As mines increased in length, and depth, hoisting and lowering waste rock and timber proportionately increased in cost. Eliminating the hoisting of waste rock out of the mine became a cost-cutting measure, but it had other advantages as well.
Waste rock could be simply dumped in old, abandoned stopes and drifts, filling them up and providing necessary support and stability to the once mined out rooms. Waste rock also became a very significant material in the building of walls to provide structural support to the roof and walls in the mine. Gobbing also advantages over timbering in that in the humid and wet conditions underground, stulls and other wooden construction eventually rotted, and were no longer useful in supporting weak areas. Gobbing did not decay, so as the downward pressure of the weight caused the roof to settle, the man-made rock walls provided stable construction on which the roof could settle.
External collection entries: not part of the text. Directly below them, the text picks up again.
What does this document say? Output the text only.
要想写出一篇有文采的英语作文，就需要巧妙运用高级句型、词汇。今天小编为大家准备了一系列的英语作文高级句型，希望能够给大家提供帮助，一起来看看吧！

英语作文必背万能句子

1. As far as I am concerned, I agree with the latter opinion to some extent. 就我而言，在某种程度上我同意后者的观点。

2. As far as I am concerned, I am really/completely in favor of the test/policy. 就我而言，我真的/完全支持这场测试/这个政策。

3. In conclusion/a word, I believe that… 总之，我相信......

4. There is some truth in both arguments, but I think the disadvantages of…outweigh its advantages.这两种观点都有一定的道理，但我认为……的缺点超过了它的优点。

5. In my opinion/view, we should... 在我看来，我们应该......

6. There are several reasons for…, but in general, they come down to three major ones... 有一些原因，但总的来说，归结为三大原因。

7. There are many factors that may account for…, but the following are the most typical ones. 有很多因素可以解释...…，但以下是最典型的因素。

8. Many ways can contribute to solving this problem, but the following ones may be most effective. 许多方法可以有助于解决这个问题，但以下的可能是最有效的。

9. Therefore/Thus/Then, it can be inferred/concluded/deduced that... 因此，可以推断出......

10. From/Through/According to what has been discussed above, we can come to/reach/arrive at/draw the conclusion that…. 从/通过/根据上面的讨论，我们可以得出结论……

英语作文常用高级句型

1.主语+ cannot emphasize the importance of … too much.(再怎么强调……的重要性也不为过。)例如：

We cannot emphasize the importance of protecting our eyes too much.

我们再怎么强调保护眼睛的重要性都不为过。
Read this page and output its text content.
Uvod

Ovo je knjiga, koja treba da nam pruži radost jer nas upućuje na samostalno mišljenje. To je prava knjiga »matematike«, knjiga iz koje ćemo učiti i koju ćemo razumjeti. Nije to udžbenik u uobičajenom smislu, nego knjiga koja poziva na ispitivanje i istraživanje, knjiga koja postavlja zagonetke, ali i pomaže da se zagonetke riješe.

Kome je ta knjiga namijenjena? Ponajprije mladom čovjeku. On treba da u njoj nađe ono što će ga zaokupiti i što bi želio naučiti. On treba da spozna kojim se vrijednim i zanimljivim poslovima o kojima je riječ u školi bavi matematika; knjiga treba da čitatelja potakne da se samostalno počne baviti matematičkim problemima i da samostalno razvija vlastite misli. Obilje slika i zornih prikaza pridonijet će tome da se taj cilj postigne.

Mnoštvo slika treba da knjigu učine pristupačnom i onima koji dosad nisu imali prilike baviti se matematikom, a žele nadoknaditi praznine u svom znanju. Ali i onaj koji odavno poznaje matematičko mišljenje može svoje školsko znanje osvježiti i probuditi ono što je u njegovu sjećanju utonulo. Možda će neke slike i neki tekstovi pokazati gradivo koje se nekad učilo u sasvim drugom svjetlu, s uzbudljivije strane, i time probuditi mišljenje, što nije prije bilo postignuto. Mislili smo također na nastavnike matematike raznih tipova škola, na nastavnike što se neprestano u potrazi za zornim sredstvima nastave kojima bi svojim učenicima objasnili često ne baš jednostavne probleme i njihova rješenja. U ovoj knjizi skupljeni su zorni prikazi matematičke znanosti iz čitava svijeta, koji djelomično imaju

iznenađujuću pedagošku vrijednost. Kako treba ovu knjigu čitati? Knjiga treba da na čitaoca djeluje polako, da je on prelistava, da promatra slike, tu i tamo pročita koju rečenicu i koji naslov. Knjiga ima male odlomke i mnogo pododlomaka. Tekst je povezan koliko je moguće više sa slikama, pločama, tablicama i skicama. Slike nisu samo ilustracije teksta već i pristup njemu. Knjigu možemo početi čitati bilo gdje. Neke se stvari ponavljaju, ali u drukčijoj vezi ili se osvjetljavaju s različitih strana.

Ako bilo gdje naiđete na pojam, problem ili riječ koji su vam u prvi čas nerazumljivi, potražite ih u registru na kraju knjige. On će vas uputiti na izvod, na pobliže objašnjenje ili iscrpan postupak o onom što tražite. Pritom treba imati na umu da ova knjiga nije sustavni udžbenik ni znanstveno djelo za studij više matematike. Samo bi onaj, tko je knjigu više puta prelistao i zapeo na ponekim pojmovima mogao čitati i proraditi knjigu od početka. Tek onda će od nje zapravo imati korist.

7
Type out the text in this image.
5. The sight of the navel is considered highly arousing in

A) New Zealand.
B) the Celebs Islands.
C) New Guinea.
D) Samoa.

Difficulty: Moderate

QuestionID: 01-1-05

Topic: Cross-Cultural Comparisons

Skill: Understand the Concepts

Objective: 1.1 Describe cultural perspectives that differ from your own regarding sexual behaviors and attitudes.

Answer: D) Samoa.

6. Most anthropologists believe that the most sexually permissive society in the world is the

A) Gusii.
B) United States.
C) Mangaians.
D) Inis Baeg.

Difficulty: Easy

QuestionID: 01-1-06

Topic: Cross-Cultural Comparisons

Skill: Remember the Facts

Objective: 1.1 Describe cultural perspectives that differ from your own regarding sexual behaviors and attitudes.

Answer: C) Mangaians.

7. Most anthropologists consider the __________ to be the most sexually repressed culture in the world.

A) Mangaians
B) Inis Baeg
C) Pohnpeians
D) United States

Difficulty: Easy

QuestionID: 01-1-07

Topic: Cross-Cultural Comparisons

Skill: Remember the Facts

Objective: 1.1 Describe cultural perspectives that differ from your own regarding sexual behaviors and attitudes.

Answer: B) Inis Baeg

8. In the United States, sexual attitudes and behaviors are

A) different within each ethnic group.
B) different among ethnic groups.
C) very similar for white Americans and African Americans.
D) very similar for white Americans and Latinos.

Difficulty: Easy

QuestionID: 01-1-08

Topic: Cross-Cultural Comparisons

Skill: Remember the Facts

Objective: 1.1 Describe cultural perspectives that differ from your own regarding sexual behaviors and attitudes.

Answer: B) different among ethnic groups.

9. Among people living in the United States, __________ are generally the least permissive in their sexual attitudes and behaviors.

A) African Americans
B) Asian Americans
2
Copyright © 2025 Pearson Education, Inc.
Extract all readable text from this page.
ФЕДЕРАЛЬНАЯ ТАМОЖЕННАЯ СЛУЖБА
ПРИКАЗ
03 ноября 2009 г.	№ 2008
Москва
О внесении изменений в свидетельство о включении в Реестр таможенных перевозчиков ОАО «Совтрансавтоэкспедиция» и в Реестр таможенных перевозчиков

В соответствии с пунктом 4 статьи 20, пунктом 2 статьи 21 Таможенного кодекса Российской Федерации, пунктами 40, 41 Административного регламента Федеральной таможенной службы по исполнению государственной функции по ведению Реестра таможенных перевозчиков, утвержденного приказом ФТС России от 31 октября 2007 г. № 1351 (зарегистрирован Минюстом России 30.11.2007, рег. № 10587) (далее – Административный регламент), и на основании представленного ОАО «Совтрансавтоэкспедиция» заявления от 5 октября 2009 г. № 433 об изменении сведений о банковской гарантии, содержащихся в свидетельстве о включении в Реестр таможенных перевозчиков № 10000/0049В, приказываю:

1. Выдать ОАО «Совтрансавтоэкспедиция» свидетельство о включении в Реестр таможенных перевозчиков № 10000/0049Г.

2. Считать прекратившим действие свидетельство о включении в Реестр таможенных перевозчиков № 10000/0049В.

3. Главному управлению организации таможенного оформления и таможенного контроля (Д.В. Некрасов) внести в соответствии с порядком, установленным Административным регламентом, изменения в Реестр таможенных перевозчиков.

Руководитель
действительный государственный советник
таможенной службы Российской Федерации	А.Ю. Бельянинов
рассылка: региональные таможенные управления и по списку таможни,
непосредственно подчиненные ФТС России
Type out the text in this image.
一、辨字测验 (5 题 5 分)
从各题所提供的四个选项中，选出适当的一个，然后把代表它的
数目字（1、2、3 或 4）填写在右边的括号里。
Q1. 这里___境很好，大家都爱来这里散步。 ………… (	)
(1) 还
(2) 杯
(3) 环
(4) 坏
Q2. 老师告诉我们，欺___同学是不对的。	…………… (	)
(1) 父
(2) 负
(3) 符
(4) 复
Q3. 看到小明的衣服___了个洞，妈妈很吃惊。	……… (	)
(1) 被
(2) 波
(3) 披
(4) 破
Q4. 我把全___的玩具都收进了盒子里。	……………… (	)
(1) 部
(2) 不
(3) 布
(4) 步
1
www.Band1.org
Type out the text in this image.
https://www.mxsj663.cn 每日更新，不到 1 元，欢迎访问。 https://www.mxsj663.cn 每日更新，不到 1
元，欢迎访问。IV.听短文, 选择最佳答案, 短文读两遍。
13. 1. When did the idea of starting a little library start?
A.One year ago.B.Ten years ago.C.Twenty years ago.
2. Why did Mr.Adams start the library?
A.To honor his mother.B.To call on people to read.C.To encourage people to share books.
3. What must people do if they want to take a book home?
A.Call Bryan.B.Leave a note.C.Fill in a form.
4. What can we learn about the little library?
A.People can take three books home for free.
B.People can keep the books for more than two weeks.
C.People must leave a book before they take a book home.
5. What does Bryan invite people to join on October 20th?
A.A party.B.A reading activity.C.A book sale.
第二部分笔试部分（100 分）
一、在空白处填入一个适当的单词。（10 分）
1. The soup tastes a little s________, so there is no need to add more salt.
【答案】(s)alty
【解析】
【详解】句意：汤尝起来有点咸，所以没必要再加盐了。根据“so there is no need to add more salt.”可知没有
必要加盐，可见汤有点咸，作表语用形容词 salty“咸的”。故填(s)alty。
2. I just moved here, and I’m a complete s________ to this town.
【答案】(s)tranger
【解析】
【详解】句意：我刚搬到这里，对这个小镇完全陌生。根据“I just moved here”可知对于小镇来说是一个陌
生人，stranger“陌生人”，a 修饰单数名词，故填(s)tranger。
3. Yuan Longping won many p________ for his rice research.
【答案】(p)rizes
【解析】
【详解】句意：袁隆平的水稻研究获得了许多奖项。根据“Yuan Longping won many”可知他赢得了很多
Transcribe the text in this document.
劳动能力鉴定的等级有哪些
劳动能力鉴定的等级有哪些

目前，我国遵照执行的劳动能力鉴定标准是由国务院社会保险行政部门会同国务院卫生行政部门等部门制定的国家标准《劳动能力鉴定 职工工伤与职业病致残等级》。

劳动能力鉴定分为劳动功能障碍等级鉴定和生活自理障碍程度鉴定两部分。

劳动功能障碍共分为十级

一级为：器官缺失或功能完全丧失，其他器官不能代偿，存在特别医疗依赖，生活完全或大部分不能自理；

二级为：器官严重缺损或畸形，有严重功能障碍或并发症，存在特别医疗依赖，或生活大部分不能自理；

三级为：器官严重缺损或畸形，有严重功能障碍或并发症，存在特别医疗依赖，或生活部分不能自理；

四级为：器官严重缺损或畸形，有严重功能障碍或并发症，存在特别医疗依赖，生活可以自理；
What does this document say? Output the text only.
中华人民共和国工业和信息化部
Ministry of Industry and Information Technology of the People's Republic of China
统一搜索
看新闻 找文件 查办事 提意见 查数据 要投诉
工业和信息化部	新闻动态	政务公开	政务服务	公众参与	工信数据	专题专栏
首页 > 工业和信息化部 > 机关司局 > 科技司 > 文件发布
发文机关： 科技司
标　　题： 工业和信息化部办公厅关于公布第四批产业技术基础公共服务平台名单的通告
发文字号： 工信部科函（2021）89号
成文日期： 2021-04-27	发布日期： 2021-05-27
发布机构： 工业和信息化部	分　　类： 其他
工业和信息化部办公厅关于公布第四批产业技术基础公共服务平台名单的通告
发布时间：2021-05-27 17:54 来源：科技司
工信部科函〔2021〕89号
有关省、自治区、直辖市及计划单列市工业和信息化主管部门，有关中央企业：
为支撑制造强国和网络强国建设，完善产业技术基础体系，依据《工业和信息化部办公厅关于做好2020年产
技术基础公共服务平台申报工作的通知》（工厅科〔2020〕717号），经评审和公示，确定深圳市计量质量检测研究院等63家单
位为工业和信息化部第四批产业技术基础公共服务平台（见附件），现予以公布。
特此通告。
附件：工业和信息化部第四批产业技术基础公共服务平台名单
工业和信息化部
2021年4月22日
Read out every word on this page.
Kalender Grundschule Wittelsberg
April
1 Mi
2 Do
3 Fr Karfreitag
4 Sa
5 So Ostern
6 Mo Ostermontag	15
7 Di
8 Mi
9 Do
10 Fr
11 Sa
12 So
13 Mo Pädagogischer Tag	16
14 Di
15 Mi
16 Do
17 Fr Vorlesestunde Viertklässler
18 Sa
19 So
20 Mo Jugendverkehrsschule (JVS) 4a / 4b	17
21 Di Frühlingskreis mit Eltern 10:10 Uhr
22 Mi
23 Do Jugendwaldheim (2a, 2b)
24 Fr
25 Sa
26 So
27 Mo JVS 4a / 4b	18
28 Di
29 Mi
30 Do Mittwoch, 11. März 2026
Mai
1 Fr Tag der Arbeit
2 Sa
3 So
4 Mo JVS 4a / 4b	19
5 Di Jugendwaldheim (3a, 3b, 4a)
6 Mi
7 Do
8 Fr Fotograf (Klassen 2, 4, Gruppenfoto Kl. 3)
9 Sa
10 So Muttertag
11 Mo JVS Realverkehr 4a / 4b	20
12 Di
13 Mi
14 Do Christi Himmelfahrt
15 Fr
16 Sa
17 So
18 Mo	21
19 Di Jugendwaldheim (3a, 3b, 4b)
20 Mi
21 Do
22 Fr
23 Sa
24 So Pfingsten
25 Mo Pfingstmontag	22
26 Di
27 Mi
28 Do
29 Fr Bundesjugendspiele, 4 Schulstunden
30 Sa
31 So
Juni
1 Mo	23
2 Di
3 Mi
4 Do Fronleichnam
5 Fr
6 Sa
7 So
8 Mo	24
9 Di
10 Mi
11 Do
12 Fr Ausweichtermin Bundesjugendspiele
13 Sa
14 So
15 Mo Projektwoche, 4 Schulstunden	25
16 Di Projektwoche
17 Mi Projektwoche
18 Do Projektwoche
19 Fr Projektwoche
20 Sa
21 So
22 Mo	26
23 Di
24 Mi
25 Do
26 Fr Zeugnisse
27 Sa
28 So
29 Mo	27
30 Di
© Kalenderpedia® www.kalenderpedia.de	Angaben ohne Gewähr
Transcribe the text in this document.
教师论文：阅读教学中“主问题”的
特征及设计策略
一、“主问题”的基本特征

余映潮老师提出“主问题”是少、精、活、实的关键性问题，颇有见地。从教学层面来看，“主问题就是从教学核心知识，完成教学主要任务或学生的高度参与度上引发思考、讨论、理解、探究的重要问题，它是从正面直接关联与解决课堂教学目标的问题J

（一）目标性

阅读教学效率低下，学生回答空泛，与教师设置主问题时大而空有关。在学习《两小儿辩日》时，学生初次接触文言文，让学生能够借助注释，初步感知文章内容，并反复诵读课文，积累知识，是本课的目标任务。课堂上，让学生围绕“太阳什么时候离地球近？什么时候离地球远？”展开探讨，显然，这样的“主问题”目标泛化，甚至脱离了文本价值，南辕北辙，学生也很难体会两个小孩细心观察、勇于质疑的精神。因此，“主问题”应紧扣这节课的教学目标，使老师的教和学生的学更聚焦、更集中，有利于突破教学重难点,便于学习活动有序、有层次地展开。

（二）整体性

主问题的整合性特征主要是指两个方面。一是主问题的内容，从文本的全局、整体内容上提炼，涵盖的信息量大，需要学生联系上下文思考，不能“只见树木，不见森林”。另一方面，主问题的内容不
“Unskilled labor” remained among the most physically demanding and most hazardous jobs underground, and also the lowest paying. As factories and manufacturing began to expand in other regions, more and more laborers left the mines for these other regions. These industries offered jobs that were not thousands of feet underground where sunlight never shone and the danger of the regions overhead could crush a manned area without warning at any given time.
An odd point to consider in all of this is that as mines went deeper and longer, they required new and always larger machinery. The companies had to contract with manufacturers outside the copper region for that machinery. The Lake Superior copper mines, once thought to be so isolated from the rest of the country, became integrated into the national economy. While the mines were significant producers, they also became significant consumers. At the same time, the expansion of agriculture was made possible by industrial manufacturers meeting the demands of the farmers by designing and manufacturing the equipment farmers were demanding.
“By 1890, the Upper Midwest was firmly integrated into the national economy,” states the Library of Congress, in its essay, American But More So.
The integration of the region into the national economy brought with it centers of heavy industry, the LOC says.
“As we all know, the Detroit area became the preeminent center of that vast industry,” it states. “The Milwaukee area came to specialize in the production of heavy machinery for mines, power plants and heavy machinery, agricultural machinery included.”
A fully-developed railroad system moved the region’s products east through Chicago to New York. In 1900, the Copper Range Railroad connected the Copper Country to that railroad system, opening the region to every city in the United States.
One area of development in which the Copper Country bucked a trend, prevalent elsewhere in the Midwest, however was in agriculture: “By 1900, the farm country and farm towns of the Upper Midwest were emptying out, and cities began to sprawl,” the LOC stated.
What the Michigan Agricultural College, in Lansing, had found, was that the greatest period of agricultural development in the Upper Peninsula occurred between 1900 and 1920.
“During this period, the Quarterly Bulletin of the MAC Experiment Station for May, 1930, “the number of farms and the amount of land in farms doubled.”
the land area in farms was still increasing after that date in five other counties: Delta, Houghton, Iron, Luce and Marquette. In Houghton County, the number of farms had increased from 1,741 in 1920, to 1,840 in 1930. Keweenaw County saw similar increases in that same 10-year period, from 72 to 188 in 1925, to a decline to 102 in 1930, but still an overall increase. Ontonagon County, likewise, increased from 917 farms to 1,134. However, there is something in the report that deserves a much closer look:
“Hay was formerly an important cash crop,” the report states. “The rapid decline in horse population and the resulting decline in the outside demand for hay afffected adversely many areas in this section of the state. The dairy cattle enterprise has expanded to utilize a large portion of the hay which was formerly shipped to outside markets.”
Although a reason for the rapid decline in horse population was not explained, its timing coincides with rise of agricultural manufacturing in Milwaukee.
Edward P. Allis, also famous for manufacturing heavy mining equipment (the Quincy Mining Company had purchased many Allis hoists and compressors), merged with Fraser & Chalmers, Dickson Manufacturing Company, and the Gates Iron Works, all of Chicago, to form the Allis-Chalmers Company, according to the Charles Allis Art Museum. In 1914, the company began producing tractors and agricultural equipment, become a world leader. To distinguish their tractors from competitors’ machines, in 1920 Allis-Chalmers began painting their Persian Orange. John Deere had begun building farm tractors in Moline, Illinois, in 1918; in 1926, the Farmall company began manufacturing tractors in Rock Island, Illinois.
As early as 1907, Henry Ford built his first tractor, calling it initially, an “automobile plow.” As would be expected, Ford became the first in the U.S. farm industry to mass produce tractors. The name was changed to Fordson, a contraction of Henry Ford & Son. By the 1920s, 75 percent of all tractors built in the United States were Fordsons.